Editorial O Globo
Armar a população não é política de segurança, mas de morticínio
Faltam vacinas, mas sobram armas. O Brasil tem hoje 1,15 milhão de armas legalizadas nas mãos de cidadãos. O número representa um aumento de 65% em relação ao arsenal registrado pela Polícia Federal e pelo Exército em dezembro de 2018, antes da posse do presidente Jair Bolsonaro, como mostra levantamento feito pelo GLOBO em parceria com os institutos Igarapé e o Sou da Paz.
Pelos dados, obtidos por meio da Lei de Acesso à Informação, o maior salto se deu nas licenças para pessoas físicas, sob responsabilidade da Polícia Federal: 72% (de 346 mil em 2018, para 595 mil no fim de 2020). Nos registros do Exército, que incluem caçadores, atiradores e colecionadores (CACs), o aumento foi de 58% (de 351 mil para 556 mil).

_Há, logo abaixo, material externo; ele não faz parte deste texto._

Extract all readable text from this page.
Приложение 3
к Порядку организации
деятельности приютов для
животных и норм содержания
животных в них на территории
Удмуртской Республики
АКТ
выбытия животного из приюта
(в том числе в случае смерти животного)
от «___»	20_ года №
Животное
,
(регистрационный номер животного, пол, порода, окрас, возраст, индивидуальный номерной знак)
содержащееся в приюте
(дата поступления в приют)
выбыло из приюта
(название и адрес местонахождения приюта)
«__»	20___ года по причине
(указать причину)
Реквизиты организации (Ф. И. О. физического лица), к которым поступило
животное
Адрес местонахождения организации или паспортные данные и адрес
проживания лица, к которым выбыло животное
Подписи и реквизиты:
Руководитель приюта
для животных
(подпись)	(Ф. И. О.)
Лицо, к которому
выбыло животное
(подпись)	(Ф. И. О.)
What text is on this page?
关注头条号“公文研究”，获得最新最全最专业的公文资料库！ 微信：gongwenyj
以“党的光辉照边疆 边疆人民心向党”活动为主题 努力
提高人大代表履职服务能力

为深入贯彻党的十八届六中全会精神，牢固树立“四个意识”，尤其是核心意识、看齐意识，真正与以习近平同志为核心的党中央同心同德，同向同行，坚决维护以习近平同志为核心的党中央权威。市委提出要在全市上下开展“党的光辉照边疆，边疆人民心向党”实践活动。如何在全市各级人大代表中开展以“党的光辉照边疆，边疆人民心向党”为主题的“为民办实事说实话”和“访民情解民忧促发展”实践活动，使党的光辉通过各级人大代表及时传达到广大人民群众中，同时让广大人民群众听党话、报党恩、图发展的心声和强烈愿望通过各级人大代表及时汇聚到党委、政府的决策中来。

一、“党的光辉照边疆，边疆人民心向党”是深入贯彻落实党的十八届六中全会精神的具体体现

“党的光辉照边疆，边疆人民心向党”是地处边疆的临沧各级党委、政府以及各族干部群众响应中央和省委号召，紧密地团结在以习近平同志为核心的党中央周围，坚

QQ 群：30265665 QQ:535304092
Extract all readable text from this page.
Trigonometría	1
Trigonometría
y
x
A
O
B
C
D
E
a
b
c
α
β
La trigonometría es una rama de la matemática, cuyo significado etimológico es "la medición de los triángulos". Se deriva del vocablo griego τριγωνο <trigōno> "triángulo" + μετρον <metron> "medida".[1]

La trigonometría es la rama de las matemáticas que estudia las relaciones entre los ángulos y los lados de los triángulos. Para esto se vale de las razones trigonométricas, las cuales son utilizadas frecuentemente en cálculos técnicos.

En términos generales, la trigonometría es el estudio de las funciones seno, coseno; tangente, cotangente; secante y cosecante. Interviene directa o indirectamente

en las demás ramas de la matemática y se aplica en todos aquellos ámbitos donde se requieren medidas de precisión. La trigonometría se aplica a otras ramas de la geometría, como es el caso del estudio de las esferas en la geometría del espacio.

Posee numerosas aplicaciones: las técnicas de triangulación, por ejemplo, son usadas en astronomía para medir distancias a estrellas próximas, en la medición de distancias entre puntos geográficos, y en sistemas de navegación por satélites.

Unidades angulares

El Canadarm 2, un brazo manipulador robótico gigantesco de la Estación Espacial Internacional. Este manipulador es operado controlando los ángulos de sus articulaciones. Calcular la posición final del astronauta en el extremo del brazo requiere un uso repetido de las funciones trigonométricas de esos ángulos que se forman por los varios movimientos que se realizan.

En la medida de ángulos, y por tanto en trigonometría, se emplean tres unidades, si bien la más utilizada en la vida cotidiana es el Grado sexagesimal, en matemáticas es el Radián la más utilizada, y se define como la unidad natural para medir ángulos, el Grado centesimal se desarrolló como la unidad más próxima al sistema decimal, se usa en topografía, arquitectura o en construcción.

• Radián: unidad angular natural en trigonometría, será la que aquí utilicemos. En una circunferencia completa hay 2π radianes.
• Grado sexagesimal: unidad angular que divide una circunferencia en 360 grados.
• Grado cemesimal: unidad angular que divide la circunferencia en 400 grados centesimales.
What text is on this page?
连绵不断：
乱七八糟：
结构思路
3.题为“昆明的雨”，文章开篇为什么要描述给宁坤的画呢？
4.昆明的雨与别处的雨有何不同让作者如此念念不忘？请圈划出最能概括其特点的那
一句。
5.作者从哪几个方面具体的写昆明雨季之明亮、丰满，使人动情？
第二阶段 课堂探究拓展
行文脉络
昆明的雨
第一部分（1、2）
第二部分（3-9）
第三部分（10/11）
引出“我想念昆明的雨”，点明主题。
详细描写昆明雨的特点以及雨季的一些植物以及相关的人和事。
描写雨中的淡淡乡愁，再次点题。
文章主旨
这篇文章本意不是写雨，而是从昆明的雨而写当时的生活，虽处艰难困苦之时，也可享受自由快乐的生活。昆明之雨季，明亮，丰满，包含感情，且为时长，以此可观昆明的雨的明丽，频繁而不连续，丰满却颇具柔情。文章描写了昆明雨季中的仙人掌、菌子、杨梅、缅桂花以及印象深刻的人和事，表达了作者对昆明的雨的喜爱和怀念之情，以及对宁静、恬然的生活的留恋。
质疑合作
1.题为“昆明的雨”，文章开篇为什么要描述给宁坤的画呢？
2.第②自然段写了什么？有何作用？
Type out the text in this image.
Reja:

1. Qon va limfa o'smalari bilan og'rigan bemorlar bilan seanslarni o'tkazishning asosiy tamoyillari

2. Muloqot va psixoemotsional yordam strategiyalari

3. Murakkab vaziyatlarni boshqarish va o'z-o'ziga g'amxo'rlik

Não se pode dizer que o presidente Jair Bolsonaro não esteja cumprindo uma de suas principais promessas de campanha: facilitar o acesso às armas, mesmo de guerra, como fuzis, antes restritas às forças de segurança. Também não se pode dizer que esse afrouxamento das normas para compra, posse e porte de armas tenha nos conduzido a um país mais seguro. Ao contrário.
Basta observar o cotidiano das cidades brasileiras, sobressaltadas por chacinas, feminicídios, assaltos cinematográficos, guerras entre quadrilhas, confrontos sangrentos entre policiais e bandidos e saraivadas de balas perdidas, que sempre encontram inocentes pelo caminho. Basta lembrar os nomes de Ágatha, Rebecca, Emilly, João Pedro e tantos outros, cujas vidas foram interrompidas brutalmente por essa desgraça que rouba o futuro de nossas crianças e adolescentes.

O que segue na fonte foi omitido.